Social Foundations of Computation Talk
25 September 2025 at 10:00 - 11:00 | Lecture Hall N0.002, MPI-IS Tübingen

How benchmarking broke in the LLM era and what to salvage

IMPRS-IS Keynote Lecture by Moritz Hardt

Thumb ticker xxl 2025 audience 1

Benchmarking is a process of continual improvement through competitive testing, central to engineering communities. Although benchmarking has long fueled progress in machine learning, there’s a growing crisis about recent generative models.
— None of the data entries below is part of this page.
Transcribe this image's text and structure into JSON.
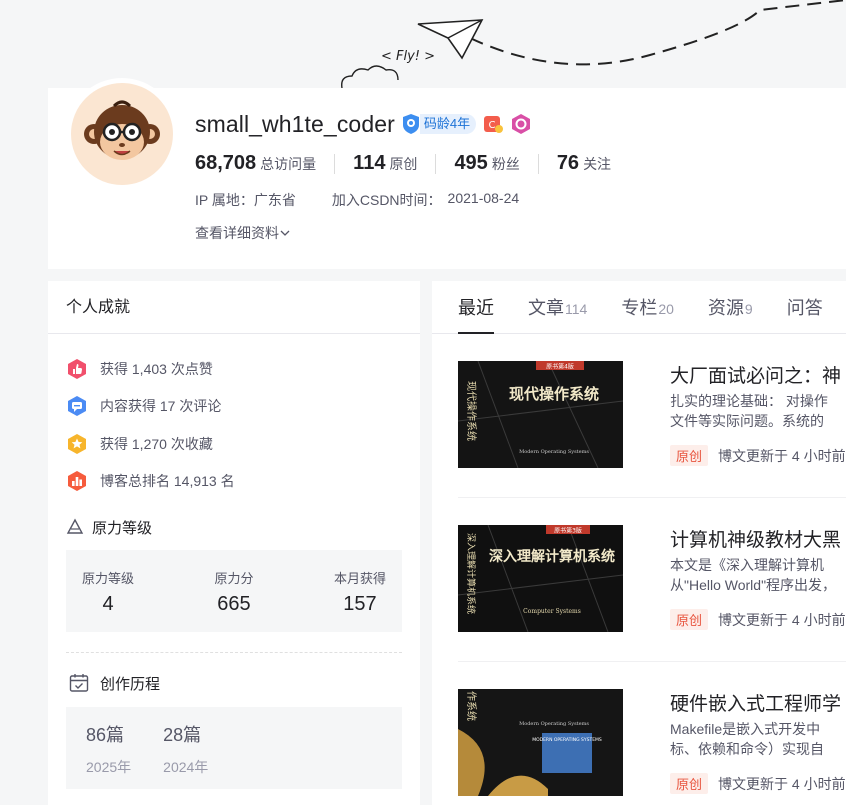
{
  "banner": {
    "fly_text": "< Fly! >"
  },
  "profile": {
    "username": "small_wh1te_coder",
    "code_age": "码龄4年",
    "stats": [
      {
        "num": "68,708",
        "label": "总访问量"
      },
      {
        "num": "114",
        "label": "原创"
      },
      {
        "num": "495",
        "label": "粉丝"
      },
      {
        "num": "76",
        "label": "关注"
      }
    ],
    "ip_location": "IP 属地：广东省",
    "join_label": "加入CSDN时间：",
    "join_date": "2021-08-24",
    "detail_link": "查看详细资料"
  },
  "achievements": {
    "title": "个人成就",
    "items": [
      {
        "text": "获得 1,403 次点赞",
        "icon": "thumb-up-icon",
        "color": "#f1506c"
      },
      {
        "text": "内容获得 17 次评论",
        "icon": "comment-icon",
        "color": "#4b8bf4"
      },
      {
        "text": "获得 1,270 次收藏",
        "icon": "star-icon",
        "color": "#f7b52c"
      },
      {
        "text": "博客总排名 14,913 名",
        "icon": "rank-icon",
        "color": "#f65c3d"
      }
    ]
  },
  "force": {
    "title": "原力等级",
    "cols": [
      {
        "label": "原力等级",
        "value": "4"
      },
      {
        "label": "原力分",
        "value": "665"
      },
      {
        "label": "本月获得",
        "value": "157"
      }
    ]
  },
  "history": {
    "title": "创作历程",
    "years": [
      {
        "value": "86篇",
        "year": "2025年"
      },
      {
        "value": "28篇",
        "year": "2024年"
      }
    ]
  },
  "tabs": [
    {
      "label": "最近",
      "count": ""
    },
    {
      "label": "文章",
      "count": "114"
    },
    {
      "label": "专栏",
      "count": "20"
    },
    {
      "label": "资源",
      "count": "9"
    },
    {
      "label": "问答",
      "count": ""
    }
  ],
  "articles": [
    {
      "title": "大厂面试必问之：神",
      "desc1": "扎实的理论基础： 对操作",
      "desc2": "文件等实际问题。系统的",
      "tag": "原创",
      "time": "博文更新于 4 小时前",
      "cover": {
        "ribbon": "原书第4版",
        "title": "现代操作系统",
        "side": "现代操作系统",
        "en": "Modern Operating Systems"
      }
    },
    {
      "title": "计算机神级教材大黑",
      "desc1": "本文是《深入理解计算机",
      "desc2": "从\"Hello World\"程序出发，",
      "tag": "原创",
      "time": "博文更新于 4 小时前",
      "cover": {
        "ribbon": "原书第3版",
        "title": "深入理解计算机系统",
        "side": "深入理解计算机系统",
        "en": "Computer Systems"
      }
    },
    {
      "title": "硬件嵌入式工程师学",
      "desc1": "Makefile是嵌入式开发中",
      "desc2": "标、依赖和命令）实现自",
      "tag": "原创",
      "time": "博文更新于 4 小时前",
      "cover": {
        "ribbon": "",
        "title": "MODERN OPERATING SYSTEMS",
        "side": "作系统",
        "en": "Modern Operating Systems"
      }
    }
  ]
}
In this talk, I'll discuss the causes of this crisis and how to achieve valid model comparisons—and, by extension, valid model rankings. Currently, different benchmarks yield contradictory comparisons, even when targeting the same task. Multi-task benchmarks exacerbate ranking disagreements, as do attempts to scale up evaluation. Toward diagnosing the problem, I’ll argue that ranking validity breaks down when models receive different degrees of task-relevant preparation—a problem called training on the test task. Training on the test task confounds comparisons under direct (i.e., black-box) evaluation. To address this, I’ll motivate net-of-effort evaluation: comparing models only after giving each the same task-relevant preparation. Although simple, net-of-effort evaluation has far-reaching consequences. First, it produces significant ranking agreement across benchmarks and tasks. Second, it reduces the benchmark–model score matrix to essentially rank one. Third, it helps resolve puzzles about emergent abilities and scaling laws for downstream tasks.